Pelas terras de D. Quixote
Final de Dezembro de 2007
“- acudam, senhores! depressa! valham a meu amo, que anda metido na mais renhida batalha que estes olhos nunca viram! Deus louvado! pregou já uma cutilada no gigante inimigo da senhora Princesa Micomicadela, que lhe cortou a cabeça pelo meio como se fora um nabo.”
D. Quixote de La Mancha (1605), de Miguel de Cervantes [Saavedra] (1547-1616)
D. Quixote de La Mancha (1605), de Miguel de Cervantes [Saavedra] (1547-1616)
O espaço estremenho que atravessa La Mancha e leva a Ciudad Real não surpreende. O ambiente imita a planura e a vegetação rasteira alentejana e, só à passagem sobre o Guadiana - o Wadi Ana árabe - o relevo se agiganta.

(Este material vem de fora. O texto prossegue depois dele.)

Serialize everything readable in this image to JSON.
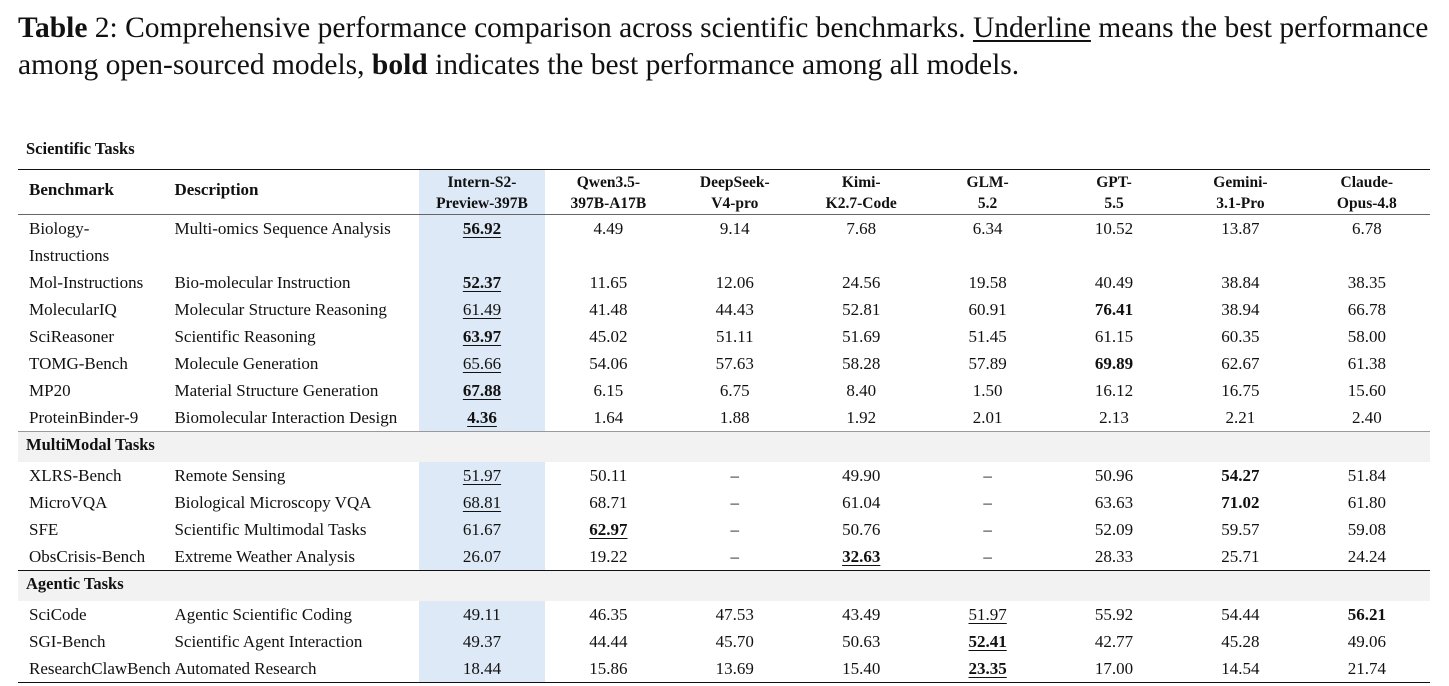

A Plaza Mayor é, como habitualmente, um sítio vital da vida comercial e turística, além de passeio obrigatório das famílias. Não tem a dimensão monumental das congéneres de outras urbes, mas a arquitectura do edifício da Câmara, de um rendilhado particular, bem como um mecanismo constituído por bonecos robôs. marca a diferença.
Perto, a igreja gótica de S. Pedro, de século XVI, depois a Catedral de século XVI, e o Museu Municipal que ocupa um edifício antigo.
A meia dúzia de quilómetros fica Calatrava La Vieja. Vê-se ao longe, no horizonte da ainda campina irrepreensível. É lá que o pequeno cerro que eleva o castelo espanta, raro local para edificar uma urbe que chegou a ser o local mais povoado entre Córdoba e Toledo, até ao século XIII.
Mas ainda é visível a extensão do Alcazar (1ha), a existência de um fosso (que era inundado artificialmente), entradas assimétricas, uma torre pentagonal em proa, várias torres albarrãs.
Inimaginável foi, porém, o vislumbre dos modelos dos engenhos hidráulicos, capazes de transferir a água do rio passando-a acima das muralhas, através de alcatruzes gigantescos.
Seria, porém, o complexo arqueológico de Alarcos a deslumbrar, situado do lado oposto a Ciudad. Foi difícil dar com o monte, mas, uma vez descoberto, percebe-se que a dimensão vai além do lugar de Calatrava la Vieja. Há vestígios, bastantes e notórios de ocupação ibera (ainda se percebe a planta das casas e as ruas), e ruínas medievais (um castelo árabe e uma ermida românico-gótica).
Um cemitério árabe antecede a escada de acesso ao castelo, em cujo interior ainda é perceptível a planta das habitações do século XII. Próximo, uma ermida em bom estado de conservação, com uma rosácea excelente. Mais abaixo, uma loja, um pequeno núcleo museológico e um auditório que projecta um audiovisual sobre a história do lugar. Duas horas, uma guia excelente, uma profícua lição de História.
Em Calatrava La Nueva, porém, o ar aqueceu. Fosse do vale que lá leva ou da excitação daquele horizonte casto, a verdade é que é difícil ficar indiferente ao local. Construído no píncaro de um monte aguçado, o convento-castelo é uma obra formidável.
Do cimo, a vista é impressionante, vislumbrando-se alguns cumes acima do manto de nevoeiro que esconde os vales limítrofes. As pedras estão imaculadas devido à recuperação de que foram alvo. Lê-se que o Estado utiliza desempregados para aqueles trabalhos de restauração...
Desce-se à cidade e passa-se pela catedral a caminho das zonas comerciais e dos bairros mais antigos de traça árabe. Tal como as catedrais de Barcelona ou Burgos, também a de Jaen dispõe de um local central destinado a reuniões e concílios, além de capelas laterais ricamente decoradas com uma profusão de talha dourada.
Como habitualmente, foi um périplo com uma forte incidência medieval. Todavia, rara foi a presença de D. Quixote, o cavalheiresco fidalgo esquálido – o tal da “fraca figura” – ou do fiel Sancho Pança, o seu rotundo escudeiro.
Omnipresentes, muitos e saborosos acepipes típicos, como as migas, o pisto manchego, os tiznaos… surpreendente, afinal, foi mesmo um reserva tempranillo Valdepeñas com mais de dez anos, a preço de vinho comum.